# `query_df` — A Practical Tutorial

This notebook shows how to use the **generic** `query_df` utility from `rosamllib.utils` to filter arbitrary pandas DataFrames using:
- Exact matches, wildcards (`*`, `?`) with escaping
- Ranges (`gte`, `lte`, `gt`, `lt`, `eq`, `neq`)
- Regex / inverse regex
- IN / NOT IN (`in`, `nin`)
- Existence checks (`exists`, `missing`)
- Container-aware queries (e.g., lists inside cells)
- Dot-paths into nested dicts/lists inside a cell (e.g., `Meta.series.desc`, `Meta.angles[0]`)
- Approximate numeric equality (`approx`)
- Callable, per-cell predicates
- Custom operators via `register_op`



## 0) Setup

Import the function and (optionally) the registry helpers so you can add custom operators later.

In [1]:
import sys, pandas as pd
from rosamllib.utils import query_df, register_op, _OPS
print('Python:', sys.version)
print('pandas:', pd.__version__)
print('query_df available ops:', sorted(_OPS.keys()))

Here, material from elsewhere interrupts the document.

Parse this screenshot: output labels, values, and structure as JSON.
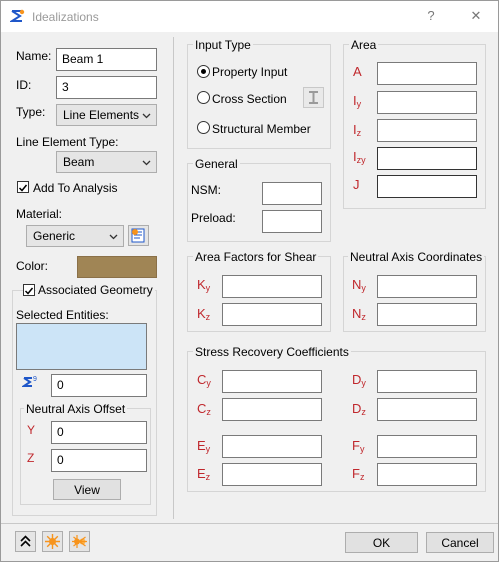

Python: 3.11.9 | packaged by Anaconda, Inc. | (main, Apr 19 2024, 16:40:41) [MSC v.1916 64 bit (AMD64)]
pandas: 2.2.3
query_df available ops: ['NotRegEx', 'RegEx', 'approx', 'callable', 'contains', 'eq', 'exists', 'gt', 'gte', 'in', 'in_last_days', 'lt', 'lte', 'missing', 'neq', 'nin', 'time_between']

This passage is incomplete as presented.